DUS4L–BCAP29 expression constructs

Human DUS4L–BCAP29 sequence was amplified from GES-1 cell line by Reverse Transcription PCR, and cloned into mammalian expression vectors. The forward primer was 5′-CCGGAATTCCCACCATGAAGA GTGACTGCATGCAAACGACAATA- 3′ and the reverse primer was 5′-CGCTCGAGAAGCTTTCACAGTCTTT TCTTGTTGCCTCTTTCTAA- 3′. The cDNA was inserted into EcoRI/XhoI cloning sites of pCDNA3, or pQXCIH-CMV. Cells stably expressing the transgenes were selected with antibiotics, G418 (for pCDNA3.1), and hygromycin (for pQXCIH-CMV) respectively.

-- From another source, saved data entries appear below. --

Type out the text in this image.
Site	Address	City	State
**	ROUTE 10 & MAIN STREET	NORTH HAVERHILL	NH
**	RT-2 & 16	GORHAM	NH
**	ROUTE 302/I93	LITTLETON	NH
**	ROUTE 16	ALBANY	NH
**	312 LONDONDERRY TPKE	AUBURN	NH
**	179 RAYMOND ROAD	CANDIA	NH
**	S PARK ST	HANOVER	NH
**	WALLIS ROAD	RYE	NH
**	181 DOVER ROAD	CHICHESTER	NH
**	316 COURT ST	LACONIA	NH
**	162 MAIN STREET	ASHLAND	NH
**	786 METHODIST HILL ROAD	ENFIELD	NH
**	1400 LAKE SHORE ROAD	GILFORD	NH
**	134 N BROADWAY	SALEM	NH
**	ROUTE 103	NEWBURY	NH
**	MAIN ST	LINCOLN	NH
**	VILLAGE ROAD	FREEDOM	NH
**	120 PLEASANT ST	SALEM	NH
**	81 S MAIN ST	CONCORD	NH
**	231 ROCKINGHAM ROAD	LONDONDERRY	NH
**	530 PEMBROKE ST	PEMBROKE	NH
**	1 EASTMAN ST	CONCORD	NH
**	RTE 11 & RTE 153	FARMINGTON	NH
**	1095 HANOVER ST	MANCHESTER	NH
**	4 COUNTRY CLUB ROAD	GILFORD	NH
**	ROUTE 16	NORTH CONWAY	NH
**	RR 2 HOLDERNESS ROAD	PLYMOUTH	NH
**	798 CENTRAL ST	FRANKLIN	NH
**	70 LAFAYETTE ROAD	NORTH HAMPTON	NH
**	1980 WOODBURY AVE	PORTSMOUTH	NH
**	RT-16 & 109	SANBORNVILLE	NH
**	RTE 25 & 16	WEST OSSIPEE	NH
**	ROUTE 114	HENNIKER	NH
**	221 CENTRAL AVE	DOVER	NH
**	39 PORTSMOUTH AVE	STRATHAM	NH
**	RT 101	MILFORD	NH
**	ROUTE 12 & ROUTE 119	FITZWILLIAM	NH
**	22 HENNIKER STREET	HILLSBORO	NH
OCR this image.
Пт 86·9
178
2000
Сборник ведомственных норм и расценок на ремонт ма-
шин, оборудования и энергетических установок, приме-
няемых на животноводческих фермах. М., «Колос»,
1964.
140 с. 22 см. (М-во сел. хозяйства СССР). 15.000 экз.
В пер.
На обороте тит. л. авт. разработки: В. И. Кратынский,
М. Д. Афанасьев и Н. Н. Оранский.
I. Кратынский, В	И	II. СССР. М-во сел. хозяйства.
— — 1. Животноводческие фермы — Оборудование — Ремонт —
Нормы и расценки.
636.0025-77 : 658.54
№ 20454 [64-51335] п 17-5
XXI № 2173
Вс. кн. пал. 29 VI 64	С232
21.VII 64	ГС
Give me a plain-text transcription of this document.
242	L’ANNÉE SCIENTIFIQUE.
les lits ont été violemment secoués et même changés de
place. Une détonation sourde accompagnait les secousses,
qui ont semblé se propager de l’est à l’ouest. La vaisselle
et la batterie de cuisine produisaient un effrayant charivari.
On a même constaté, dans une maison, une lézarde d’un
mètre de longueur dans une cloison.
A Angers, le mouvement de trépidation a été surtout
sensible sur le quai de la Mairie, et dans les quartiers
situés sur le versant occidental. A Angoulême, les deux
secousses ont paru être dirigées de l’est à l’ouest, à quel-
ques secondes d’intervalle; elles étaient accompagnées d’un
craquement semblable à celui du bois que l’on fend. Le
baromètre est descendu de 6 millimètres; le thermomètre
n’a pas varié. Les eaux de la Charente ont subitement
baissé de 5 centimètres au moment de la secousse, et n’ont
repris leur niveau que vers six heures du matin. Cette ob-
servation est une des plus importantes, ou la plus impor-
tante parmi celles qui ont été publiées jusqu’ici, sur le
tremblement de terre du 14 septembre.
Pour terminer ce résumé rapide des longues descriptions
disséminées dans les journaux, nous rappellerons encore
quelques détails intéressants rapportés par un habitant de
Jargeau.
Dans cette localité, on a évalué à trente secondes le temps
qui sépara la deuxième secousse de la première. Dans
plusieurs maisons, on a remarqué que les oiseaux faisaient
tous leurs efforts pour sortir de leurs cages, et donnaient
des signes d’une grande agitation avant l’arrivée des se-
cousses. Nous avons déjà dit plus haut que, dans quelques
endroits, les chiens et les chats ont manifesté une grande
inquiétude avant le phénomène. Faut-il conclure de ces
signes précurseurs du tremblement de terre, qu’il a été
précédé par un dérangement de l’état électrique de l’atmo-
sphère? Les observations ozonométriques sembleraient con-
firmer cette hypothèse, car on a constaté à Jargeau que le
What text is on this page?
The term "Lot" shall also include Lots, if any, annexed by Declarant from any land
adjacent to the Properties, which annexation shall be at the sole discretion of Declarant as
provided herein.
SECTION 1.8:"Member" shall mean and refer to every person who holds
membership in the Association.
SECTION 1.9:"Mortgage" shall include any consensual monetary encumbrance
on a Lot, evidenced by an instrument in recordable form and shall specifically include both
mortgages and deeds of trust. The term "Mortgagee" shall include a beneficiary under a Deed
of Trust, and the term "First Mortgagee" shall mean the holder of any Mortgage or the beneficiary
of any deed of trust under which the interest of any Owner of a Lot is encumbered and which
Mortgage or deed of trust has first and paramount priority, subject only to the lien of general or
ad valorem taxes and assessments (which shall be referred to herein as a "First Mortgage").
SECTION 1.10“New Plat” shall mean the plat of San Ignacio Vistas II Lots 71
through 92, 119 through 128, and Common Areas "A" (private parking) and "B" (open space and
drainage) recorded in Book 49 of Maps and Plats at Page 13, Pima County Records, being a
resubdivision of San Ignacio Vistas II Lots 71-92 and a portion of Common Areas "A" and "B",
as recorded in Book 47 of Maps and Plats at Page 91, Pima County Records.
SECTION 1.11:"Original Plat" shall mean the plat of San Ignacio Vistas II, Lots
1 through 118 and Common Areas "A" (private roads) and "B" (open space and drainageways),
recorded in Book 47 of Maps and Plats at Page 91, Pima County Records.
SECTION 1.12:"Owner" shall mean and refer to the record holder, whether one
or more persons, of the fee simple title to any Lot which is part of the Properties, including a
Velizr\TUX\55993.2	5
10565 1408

Cell proliferation and migration assays

Cells were plated at proper density and then transfected with siRNAs, or expression plasmids and controls. The number of total cells in each well was counted after three days of transfection. Cell migration was measured by a wound-healing assay. Briefly, a wound was created by scraping the cells using a 10 μl plastic pipette tip, and the medium was replaced with fresh medium. Images were captured immediately after making the scratch, and again 12 hours later. Cell migration was qualitatively assessed by the size of the wounds at the end of the experiment, as previously described [25].